Cancer Research UK got involved in the debate about critical trails this week asking What’s happened to cancer clinical trials during the COVID-19 pandemic? These are difficult times as the media seem to be actively searching for stories of delayed treatments, late diagnosis and the traumatic impact of the pandemic whilst the NHS is very keen for charities to message out that, as far as possible, it is business as normal for cancer care. I have been ‘at’ a number of meetings this week, and I am sensing some push back to NHS messaging particularly from those in the so-called ‘front line’ cancer services.
I mentioned last week that it is high season for reports, surveys and predictions but when trying to get media coverage for these important documents, no matter how big you are, it is so difficult at this time to ‘sell in’ and get ‘cut through.’ (basically, get anyone to take any notice!). Even items that look certain to be in tomorrow’s paper the evening before suddenly get dropped when a new Covid announcement is made and clearly this week the news agenda has been further crowded by the US election. Talking of which, and without prejudice, click, scroll to the top and read this Twitter thread – you won’t regret it
I know I occasionally mention research in these pages. Last week it was fascinating stuff from Imperial, co-authored by researchers funded by us, and this week it is from our Plymouth research centre.

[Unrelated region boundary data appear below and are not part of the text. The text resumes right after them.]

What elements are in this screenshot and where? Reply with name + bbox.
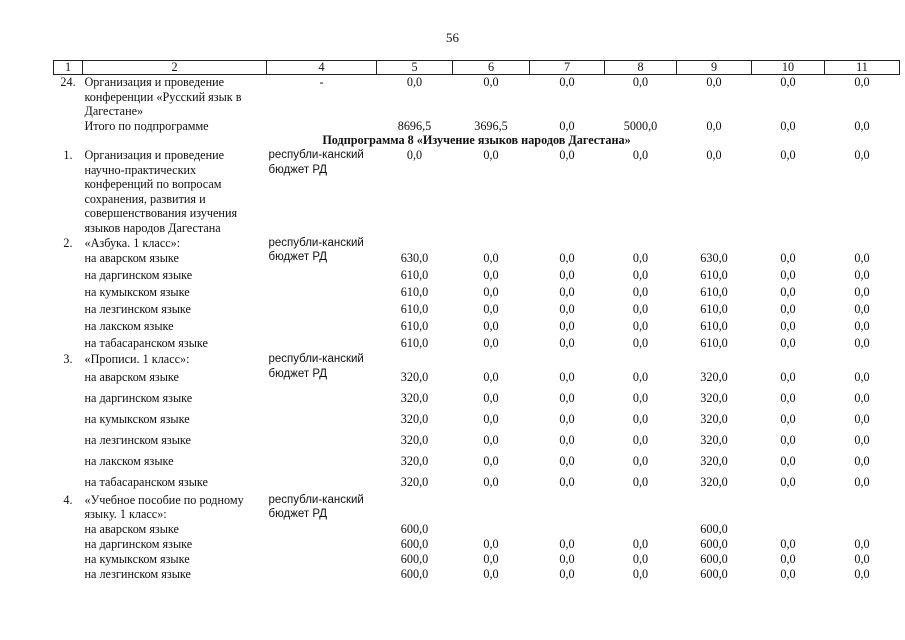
value-cell: 0,0 — [483, 432, 499, 447]
value-cell: 320,0 — [700, 453, 728, 468]
row-description: Организация и проведение конференции «Русский язык в Дагестане» — [84, 75, 242, 119]
language-label: на лакском языке — [84, 453, 174, 468]
language-label: на даргинском языке — [84, 390, 193, 405]
value-cell: 0,0 — [483, 474, 499, 489]
value-cell: 320,0 — [400, 453, 429, 468]
value-cell: 0,0 — [632, 369, 649, 384]
value-cell: 0,0 — [780, 147, 796, 162]
value-cell: 0,0 — [854, 566, 870, 581]
value-cell — [825, 352, 900, 367]
value-cell: 0,0 — [483, 453, 499, 468]
value-cell: 0,0 — [483, 411, 499, 426]
language-label: на лезгинском языке — [84, 432, 191, 447]
language-label: на даргинском языке — [84, 536, 193, 551]
value-cell — [453, 352, 530, 367]
value-cell — [453, 236, 530, 251]
row-number: 1. — [63, 147, 73, 162]
value-cell: 0,0 — [854, 251, 870, 266]
value-cell: 610,0 — [400, 319, 429, 334]
funding-source: республи-канский бюджет РД — [268, 148, 364, 176]
value-cell: 0,0 — [632, 474, 649, 489]
value-cell: 0,0 — [632, 319, 649, 334]
value-cell: 0,0 — [559, 453, 575, 468]
value-cell: 630,0 — [400, 251, 429, 266]
value-cell: 8696,5 — [397, 118, 432, 133]
value-cell: 0,0 — [780, 474, 796, 489]
value-cell: 600,0 — [700, 566, 728, 581]
row-description: «Учебное пособие по родному языку. 1 класс»: — [84, 492, 244, 522]
value-cell — [677, 352, 752, 367]
value-cell: 0,0 — [854, 268, 870, 283]
value-cell: 0,0 — [559, 474, 575, 489]
language-label: на аварском языке — [84, 521, 179, 536]
budget-table — [53, 60, 900, 582]
value-cell: 0,0 — [780, 390, 796, 405]
value-cell: 0,0 — [854, 302, 870, 317]
value-cell: 600,0 — [400, 536, 429, 551]
value-cell — [605, 493, 677, 522]
table-row — [54, 148, 900, 236]
value-cell: 0,0 — [780, 453, 796, 468]
value-cell: 0,0 — [406, 147, 423, 162]
value-cell: 610,0 — [400, 302, 429, 317]
value-cell — [825, 236, 900, 251]
value-cell — [530, 493, 605, 522]
value-cell: 610,0 — [700, 285, 728, 300]
table-row — [54, 236, 900, 251]
value-cell: 0,0 — [483, 302, 499, 317]
funding-source: республи-канский бюджет РД — [268, 236, 364, 264]
value-cell: 600,0 — [700, 551, 728, 566]
value-cell: 0,0 — [632, 302, 649, 317]
value-cell — [605, 522, 677, 537]
value-cell: 0,0 — [483, 75, 499, 89]
value-cell: 0,0 — [632, 432, 649, 447]
value-cell: 0,0 — [483, 268, 499, 283]
value-cell — [377, 236, 453, 251]
value-cell: 0,0 — [780, 411, 796, 426]
value-cell — [530, 236, 605, 251]
value-cell: 320,0 — [700, 411, 728, 426]
table-row — [54, 567, 900, 582]
value-cell: 320,0 — [400, 390, 429, 405]
value-cell: 0,0 — [559, 336, 575, 351]
value-cell: 320,0 — [700, 369, 728, 384]
language-label: на лезгинском языке — [84, 302, 191, 317]
value-cell: 0,0 — [780, 536, 796, 551]
value-cell: 0,0 — [854, 319, 870, 334]
value-cell: 600,0 — [700, 521, 728, 536]
funding-source — [267, 119, 377, 134]
row-description: «Прописи. 1 класс»: — [84, 352, 190, 367]
value-cell: 0,0 — [854, 411, 870, 426]
value-cell — [530, 522, 605, 537]
value-cell: 0,0 — [854, 453, 870, 468]
value-cell: 610,0 — [400, 285, 429, 300]
value-cell: 610,0 — [700, 268, 728, 283]
value-cell: 0,0 — [780, 118, 796, 133]
language-label: на табасаранском языке — [84, 336, 208, 351]
section-title: Подпрограмма 8 «Изучение языков народов Дагестана» — [322, 133, 631, 148]
table-row — [54, 472, 900, 493]
value-cell: 320,0 — [700, 432, 728, 447]
value-cell: 610,0 — [700, 336, 728, 351]
value-cell: 610,0 — [700, 319, 728, 334]
value-cell: 0,0 — [780, 319, 796, 334]
value-cell — [752, 236, 825, 251]
value-cell: 3696,5 — [474, 118, 508, 133]
value-cell: 0,0 — [483, 390, 499, 405]
table-row — [54, 493, 900, 522]
value-cell: 0,0 — [632, 75, 649, 89]
value-cell — [752, 352, 825, 367]
table-row — [54, 318, 900, 335]
value-cell: 0,0 — [559, 251, 575, 266]
value-cell: 0,0 — [706, 75, 722, 89]
table-header-row — [54, 61, 900, 75]
table-row — [54, 267, 900, 284]
value-cell — [677, 493, 752, 522]
value-cell: 0,0 — [559, 551, 575, 566]
header-cell: 2 — [83, 61, 267, 75]
table-row — [54, 75, 900, 119]
total-label: Итого по подпрограмме — [84, 118, 209, 133]
row-number: 24. — [60, 75, 76, 89]
value-cell: 5000,0 — [623, 118, 658, 133]
language-label: на кумыкском языке — [84, 551, 190, 566]
value-cell: 0,0 — [483, 336, 499, 351]
value-cell: 0,0 — [854, 285, 870, 300]
value-cell: 320,0 — [400, 432, 429, 447]
value-cell: 320,0 — [400, 474, 429, 489]
section-title-row — [54, 133, 900, 148]
language-label: на лезгинском языке — [84, 566, 191, 581]
funding-source: - — [319, 75, 324, 89]
value-cell — [825, 522, 900, 537]
value-cell — [752, 493, 825, 522]
value-cell: 0,0 — [780, 566, 796, 581]
page-number: 56 — [446, 30, 459, 45]
table-row — [54, 451, 900, 472]
header-cell: 1 — [54, 61, 83, 75]
value-cell: 0,0 — [854, 551, 870, 566]
row-number — [54, 119, 83, 134]
value-cell: 0,0 — [632, 285, 649, 300]
value-cell — [605, 236, 677, 251]
value-cell: 0,0 — [780, 369, 796, 384]
value-cell: 0,0 — [632, 536, 649, 551]
value-cell: 0,0 — [780, 251, 796, 266]
value-cell: 0,0 — [406, 75, 423, 89]
value-cell: 0,0 — [632, 411, 649, 426]
value-cell: 0,0 — [632, 251, 649, 266]
value-cell — [752, 522, 825, 537]
value-cell — [605, 352, 677, 367]
value-cell: 0,0 — [632, 147, 649, 162]
value-cell: 0,0 — [854, 147, 870, 162]
value-cell — [453, 493, 530, 522]
language-label: на аварском языке — [84, 369, 179, 384]
value-cell: 0,0 — [780, 336, 796, 351]
value-cell: 0,0 — [854, 118, 870, 133]
value-cell: 0,0 — [706, 147, 722, 162]
value-cell: 0,0 — [483, 566, 499, 581]
value-cell: 600,0 — [400, 566, 429, 581]
value-cell: 0,0 — [559, 118, 575, 133]
value-cell: 600,0 — [400, 551, 429, 566]
value-cell: 0,0 — [559, 285, 575, 300]
header-cell: 5 — [377, 61, 453, 75]
total-row — [54, 119, 900, 134]
value-cell: 610,0 — [400, 336, 429, 351]
value-cell: 0,0 — [483, 369, 499, 384]
value-cell: 0,0 — [632, 566, 649, 581]
funding-source: республи-канский бюджет РД — [268, 353, 364, 380]
value-cell: 600,0 — [700, 536, 728, 551]
value-cell: 0,0 — [559, 432, 575, 447]
value-cell: 630,0 — [700, 251, 728, 266]
language-label: на даргинском языке — [84, 268, 193, 283]
value-cell: 610,0 — [700, 302, 728, 317]
table-row — [54, 250, 900, 267]
value-cell: 0,0 — [559, 319, 575, 334]
header-cell: 10 — [752, 61, 825, 75]
value-cell: 0,0 — [854, 336, 870, 351]
value-cell — [453, 522, 530, 537]
language-label: на лакском языке — [84, 319, 174, 334]
language-label: на аварском языке — [84, 251, 179, 266]
value-cell: 0,0 — [632, 551, 649, 566]
table-row — [54, 352, 900, 367]
value-cell: 0,0 — [632, 268, 649, 283]
value-cell — [677, 236, 752, 251]
value-cell — [825, 493, 900, 522]
row-number: 2. — [63, 235, 73, 250]
header-cell: 11 — [825, 61, 900, 75]
row-number: 3. — [63, 352, 73, 367]
value-cell — [530, 352, 605, 367]
value-cell: 0,0 — [632, 336, 649, 351]
language-label: на табасаранском языке — [84, 474, 208, 489]
value-cell: 0,0 — [780, 302, 796, 317]
value-cell: 320,0 — [700, 390, 728, 405]
value-cell: 0,0 — [632, 453, 649, 468]
value-cell — [377, 493, 453, 522]
header-cell: 7 — [530, 61, 605, 75]
value-cell: 0,0 — [483, 251, 499, 266]
value-cell: 0,0 — [706, 118, 722, 133]
value-cell: 600,0 — [400, 521, 429, 536]
value-cell: 0,0 — [559, 566, 575, 581]
header-cell: 8 — [605, 61, 677, 75]
header-cell: 9 — [677, 61, 752, 75]
value-cell: 0,0 — [780, 432, 796, 447]
value-cell: 0,0 — [854, 390, 870, 405]
value-cell: 0,0 — [483, 285, 499, 300]
value-cell: 0,0 — [559, 75, 575, 89]
value-cell: 0,0 — [780, 268, 796, 283]
value-cell: 0,0 — [854, 432, 870, 447]
table-row — [54, 522, 900, 537]
value-cell: 320,0 — [700, 474, 728, 489]
table-row — [54, 409, 900, 430]
language-label: на кумыкском языке — [84, 411, 190, 426]
row-description: «Азбука. 1 класс»: — [84, 235, 181, 250]
value-cell: 0,0 — [483, 551, 499, 566]
table-row — [54, 335, 900, 352]
header-cell: 4 — [267, 61, 377, 75]
value-cell — [377, 352, 453, 367]
table-row — [54, 367, 900, 388]
value-cell: 0,0 — [854, 75, 870, 89]
header-cell: 6 — [453, 61, 530, 75]
value-cell: 0,0 — [559, 369, 575, 384]
value-cell: 0,0 — [483, 319, 499, 334]
value-cell: 320,0 — [400, 411, 429, 426]
table-row — [54, 430, 900, 451]
value-cell: 610,0 — [400, 268, 429, 283]
table-row — [54, 301, 900, 318]
value-cell: 0,0 — [854, 474, 870, 489]
value-cell: 0,0 — [632, 390, 649, 405]
funding-source: республи-канский бюджет РД — [268, 493, 364, 521]
value-cell: 0,0 — [483, 536, 499, 551]
table-row — [54, 284, 900, 301]
value-cell: 0,0 — [780, 285, 796, 300]
table-row — [54, 537, 900, 552]
table-row — [54, 388, 900, 409]
value-cell: 0,0 — [483, 147, 499, 162]
table-row — [54, 552, 900, 567]
value-cell: 0,0 — [559, 302, 575, 317]
value-cell: 0,0 — [559, 268, 575, 283]
row-number: 4. — [63, 492, 73, 507]
language-label: на кумыкском языке — [84, 285, 190, 300]
value-cell: 0,0 — [559, 536, 575, 551]
value-cell: 0,0 — [780, 551, 796, 566]
value-cell: 0,0 — [559, 147, 575, 162]
value-cell: 0,0 — [559, 390, 575, 405]
value-cell: 0,0 — [854, 369, 870, 384]
value-cell: 0,0 — [780, 75, 796, 89]
value-cell: 0,0 — [559, 411, 575, 426]
value-cell: 320,0 — [400, 369, 429, 384]
row-description: Организация и проведение научно-практических конференций по вопросам сохранения, развития и совершенствования изучения языков народов Дагестана — [84, 147, 238, 235]
value-cell: 0,0 — [854, 536, 870, 551]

Please visit our website over the weekend to read more although you can view the research abstract here – (you can also sign up to receive weekly research updates - email me so you don’t miss anything) – but I thought you be interested in this quote from Professor Hanemann about research in the time of Covid;
“ For brain tumour research being conducted at the University of Plymouth it is business as usual and with this being the third meningioma paper published since the pandemic struck and I am both pleased and proud of the work my team is undertaking and our partnership with Brain Tumour Research who I know are approaching the current situation with the same resilience as we are.”
Resilience, fortitude, and a sheer bloody-mindedness to make a difference, that is what binds us together as brain tumour campaigners.